Real Estate
Jerusalem Is Sold?
The Babylonian Talmud says: “Ten measures of beauty descended the world, Nine of them were taken by Jerusalem, and one by the rest of the world.”
But how many of those measures will be left once the real estate developers are done with the holy city? Jewlicious takes a look at the high-rise developments looming in Jerusalem’s future, and takes us on a walk through the not-too-distant past, when things that now elicit shrugs, instead generated outrage.
Jerusalem of Ghosts
JTA has a great article on how Jerusalem students are organizing against absentee homeownership. Diaspora Jews are buying up large chunks of the capital’s housing stock and turning entire neighborhoods into virtual ghost towns for much of the year:
When the masses of visiting American Jews who own vacation homes in Israel’s capital leave Jerusalem to return home after Passover, they’ll be leaving behind mostly empty apartments – and frustrated Jerusalemites.
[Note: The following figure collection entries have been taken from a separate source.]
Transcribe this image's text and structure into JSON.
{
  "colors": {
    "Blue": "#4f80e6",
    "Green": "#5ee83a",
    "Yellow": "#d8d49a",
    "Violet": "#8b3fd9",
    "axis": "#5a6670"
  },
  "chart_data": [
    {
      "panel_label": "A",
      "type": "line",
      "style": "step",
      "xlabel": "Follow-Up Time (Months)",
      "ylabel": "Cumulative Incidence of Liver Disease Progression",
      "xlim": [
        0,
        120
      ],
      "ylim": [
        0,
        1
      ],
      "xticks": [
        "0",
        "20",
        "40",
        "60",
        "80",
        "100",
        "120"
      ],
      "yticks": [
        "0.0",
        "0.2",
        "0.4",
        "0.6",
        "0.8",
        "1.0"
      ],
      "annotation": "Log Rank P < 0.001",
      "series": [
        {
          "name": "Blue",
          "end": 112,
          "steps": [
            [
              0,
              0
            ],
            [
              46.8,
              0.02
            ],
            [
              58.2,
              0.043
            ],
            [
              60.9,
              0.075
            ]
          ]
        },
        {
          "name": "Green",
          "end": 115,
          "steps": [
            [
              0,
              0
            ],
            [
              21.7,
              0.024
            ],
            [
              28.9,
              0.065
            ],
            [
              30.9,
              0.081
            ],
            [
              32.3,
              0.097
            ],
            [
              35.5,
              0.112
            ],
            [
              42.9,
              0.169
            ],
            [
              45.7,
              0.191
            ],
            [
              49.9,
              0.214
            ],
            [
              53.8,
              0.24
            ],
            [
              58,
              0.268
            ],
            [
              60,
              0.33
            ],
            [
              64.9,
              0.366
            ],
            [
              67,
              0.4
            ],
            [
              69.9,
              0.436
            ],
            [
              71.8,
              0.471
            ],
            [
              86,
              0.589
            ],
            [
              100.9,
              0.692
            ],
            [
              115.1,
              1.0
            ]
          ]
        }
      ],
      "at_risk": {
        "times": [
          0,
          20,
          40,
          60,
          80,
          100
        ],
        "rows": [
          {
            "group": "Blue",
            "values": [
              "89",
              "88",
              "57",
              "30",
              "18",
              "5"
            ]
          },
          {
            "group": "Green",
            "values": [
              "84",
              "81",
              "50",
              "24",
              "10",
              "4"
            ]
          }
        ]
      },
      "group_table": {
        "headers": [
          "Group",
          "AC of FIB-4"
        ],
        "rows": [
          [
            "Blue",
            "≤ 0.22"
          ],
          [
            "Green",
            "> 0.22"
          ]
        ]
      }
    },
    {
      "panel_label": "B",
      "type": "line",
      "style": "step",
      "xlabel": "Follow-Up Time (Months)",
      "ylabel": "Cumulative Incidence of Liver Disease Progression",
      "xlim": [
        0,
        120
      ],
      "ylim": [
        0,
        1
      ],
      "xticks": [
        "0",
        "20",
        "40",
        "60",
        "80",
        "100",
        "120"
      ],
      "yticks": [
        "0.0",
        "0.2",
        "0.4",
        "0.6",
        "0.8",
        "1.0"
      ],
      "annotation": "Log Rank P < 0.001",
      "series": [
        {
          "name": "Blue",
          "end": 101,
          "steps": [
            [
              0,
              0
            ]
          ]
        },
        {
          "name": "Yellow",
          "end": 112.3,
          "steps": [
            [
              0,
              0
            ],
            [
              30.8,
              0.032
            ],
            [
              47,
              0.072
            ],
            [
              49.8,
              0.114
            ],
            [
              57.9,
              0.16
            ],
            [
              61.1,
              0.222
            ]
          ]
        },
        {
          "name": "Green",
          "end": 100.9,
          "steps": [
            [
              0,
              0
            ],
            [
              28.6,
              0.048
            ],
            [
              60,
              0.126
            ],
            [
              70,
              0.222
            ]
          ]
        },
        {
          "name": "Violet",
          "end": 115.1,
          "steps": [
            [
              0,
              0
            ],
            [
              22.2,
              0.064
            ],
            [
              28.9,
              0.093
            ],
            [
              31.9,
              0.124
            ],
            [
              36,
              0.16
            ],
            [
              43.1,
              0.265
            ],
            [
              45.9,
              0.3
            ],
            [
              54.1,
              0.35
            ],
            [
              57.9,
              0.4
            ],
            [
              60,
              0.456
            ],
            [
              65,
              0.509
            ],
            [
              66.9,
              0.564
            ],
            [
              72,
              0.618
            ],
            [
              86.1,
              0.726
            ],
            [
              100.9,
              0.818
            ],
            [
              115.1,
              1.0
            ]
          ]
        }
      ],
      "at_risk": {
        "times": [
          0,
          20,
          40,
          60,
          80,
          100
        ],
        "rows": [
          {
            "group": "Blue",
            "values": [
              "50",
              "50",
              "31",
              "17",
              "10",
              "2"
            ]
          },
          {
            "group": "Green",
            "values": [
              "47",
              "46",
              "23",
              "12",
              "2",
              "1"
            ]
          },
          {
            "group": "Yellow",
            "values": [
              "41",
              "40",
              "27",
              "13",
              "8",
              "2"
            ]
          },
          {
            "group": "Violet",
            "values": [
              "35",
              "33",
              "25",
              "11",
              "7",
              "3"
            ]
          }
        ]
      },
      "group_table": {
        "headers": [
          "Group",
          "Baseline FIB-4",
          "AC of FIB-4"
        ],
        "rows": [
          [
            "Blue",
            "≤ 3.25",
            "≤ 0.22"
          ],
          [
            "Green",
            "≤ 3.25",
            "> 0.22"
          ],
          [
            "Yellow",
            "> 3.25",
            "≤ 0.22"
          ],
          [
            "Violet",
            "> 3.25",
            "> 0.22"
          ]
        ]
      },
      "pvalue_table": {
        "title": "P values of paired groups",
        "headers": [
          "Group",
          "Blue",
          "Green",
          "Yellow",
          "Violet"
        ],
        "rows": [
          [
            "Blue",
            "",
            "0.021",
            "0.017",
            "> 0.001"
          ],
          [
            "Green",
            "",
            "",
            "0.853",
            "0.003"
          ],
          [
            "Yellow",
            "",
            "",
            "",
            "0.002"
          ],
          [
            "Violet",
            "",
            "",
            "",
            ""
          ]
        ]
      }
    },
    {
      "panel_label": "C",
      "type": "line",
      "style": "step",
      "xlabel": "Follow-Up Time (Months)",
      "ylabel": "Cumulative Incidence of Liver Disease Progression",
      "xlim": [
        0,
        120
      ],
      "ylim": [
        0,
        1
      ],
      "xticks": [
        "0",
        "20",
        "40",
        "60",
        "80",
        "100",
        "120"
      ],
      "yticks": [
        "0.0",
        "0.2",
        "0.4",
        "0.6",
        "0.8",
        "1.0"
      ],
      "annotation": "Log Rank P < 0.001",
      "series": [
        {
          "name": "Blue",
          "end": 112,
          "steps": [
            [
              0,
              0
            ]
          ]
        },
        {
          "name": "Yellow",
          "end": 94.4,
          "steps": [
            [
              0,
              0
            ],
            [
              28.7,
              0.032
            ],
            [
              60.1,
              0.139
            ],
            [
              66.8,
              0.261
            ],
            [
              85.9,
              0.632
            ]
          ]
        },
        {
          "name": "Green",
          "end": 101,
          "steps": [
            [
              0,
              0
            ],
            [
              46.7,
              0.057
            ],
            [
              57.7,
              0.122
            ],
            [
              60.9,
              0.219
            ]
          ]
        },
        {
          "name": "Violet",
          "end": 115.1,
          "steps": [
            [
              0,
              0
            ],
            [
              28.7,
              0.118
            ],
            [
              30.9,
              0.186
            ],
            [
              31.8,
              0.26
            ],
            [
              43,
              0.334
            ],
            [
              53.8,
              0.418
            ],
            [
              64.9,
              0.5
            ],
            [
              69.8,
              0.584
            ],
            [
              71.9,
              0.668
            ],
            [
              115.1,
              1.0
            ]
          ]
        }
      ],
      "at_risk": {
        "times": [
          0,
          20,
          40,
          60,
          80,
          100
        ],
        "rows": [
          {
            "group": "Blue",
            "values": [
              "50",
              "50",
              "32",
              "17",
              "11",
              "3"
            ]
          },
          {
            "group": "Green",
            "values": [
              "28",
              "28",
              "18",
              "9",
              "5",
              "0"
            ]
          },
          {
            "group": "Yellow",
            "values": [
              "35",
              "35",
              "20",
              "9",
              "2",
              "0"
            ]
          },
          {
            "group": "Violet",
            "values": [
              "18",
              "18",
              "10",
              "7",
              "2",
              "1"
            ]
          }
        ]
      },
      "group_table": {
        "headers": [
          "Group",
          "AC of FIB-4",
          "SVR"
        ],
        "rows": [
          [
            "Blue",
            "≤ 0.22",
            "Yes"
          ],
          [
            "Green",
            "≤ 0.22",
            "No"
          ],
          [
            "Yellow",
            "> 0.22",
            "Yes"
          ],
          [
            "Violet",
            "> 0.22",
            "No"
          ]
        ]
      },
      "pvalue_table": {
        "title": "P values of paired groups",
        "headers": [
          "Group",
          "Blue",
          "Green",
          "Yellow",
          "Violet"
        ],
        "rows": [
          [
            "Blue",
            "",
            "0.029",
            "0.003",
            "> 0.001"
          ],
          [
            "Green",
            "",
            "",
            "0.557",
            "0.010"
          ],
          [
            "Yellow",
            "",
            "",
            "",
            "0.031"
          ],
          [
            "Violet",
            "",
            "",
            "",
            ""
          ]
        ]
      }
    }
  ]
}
While many Diaspora Jews consider their Israeli homes an important investment in the Jewish state, many locals say absentee homeowners have driven up market prices, drained the market of available rentals and made many Jerusalem neighborhoods unaffordable for Israelis.
That’s why a coalition of student activists has launched a campaign to persuade the absentee homeowners to open up their homes to Israeli renters.
“We think it’s great that foreign Jews are buying here and investing in Jerusalem,” said David Uziel, 29, a graduate student in urban planning at Hebrew University. “But if they keep their apartments empty, they are weakening Jerusalem.”
…
To highlight the problem, a group of some 80 students held a demonstration last December in which the students dressed as ghosts and marched through “ghost town” neighborhoods of Jerusalem, including the upscale David’s Village development opposite the Old City’s Jaffa Gate.
“We walked with megaphones through these neighborhoods shouting, ‘Is anyone home?’ ” said Roy Folkman, the head of Hebrew University’s student union. “We saw no one. No one came out.”
Read the full article here.
There’s also, of course, a larger point to be made about the ethical and practical implications of real estate speculation, and what happens (as we’re now seeing here in America) when homes come to be seen, primarily, not as places to live, but as investment opportunities.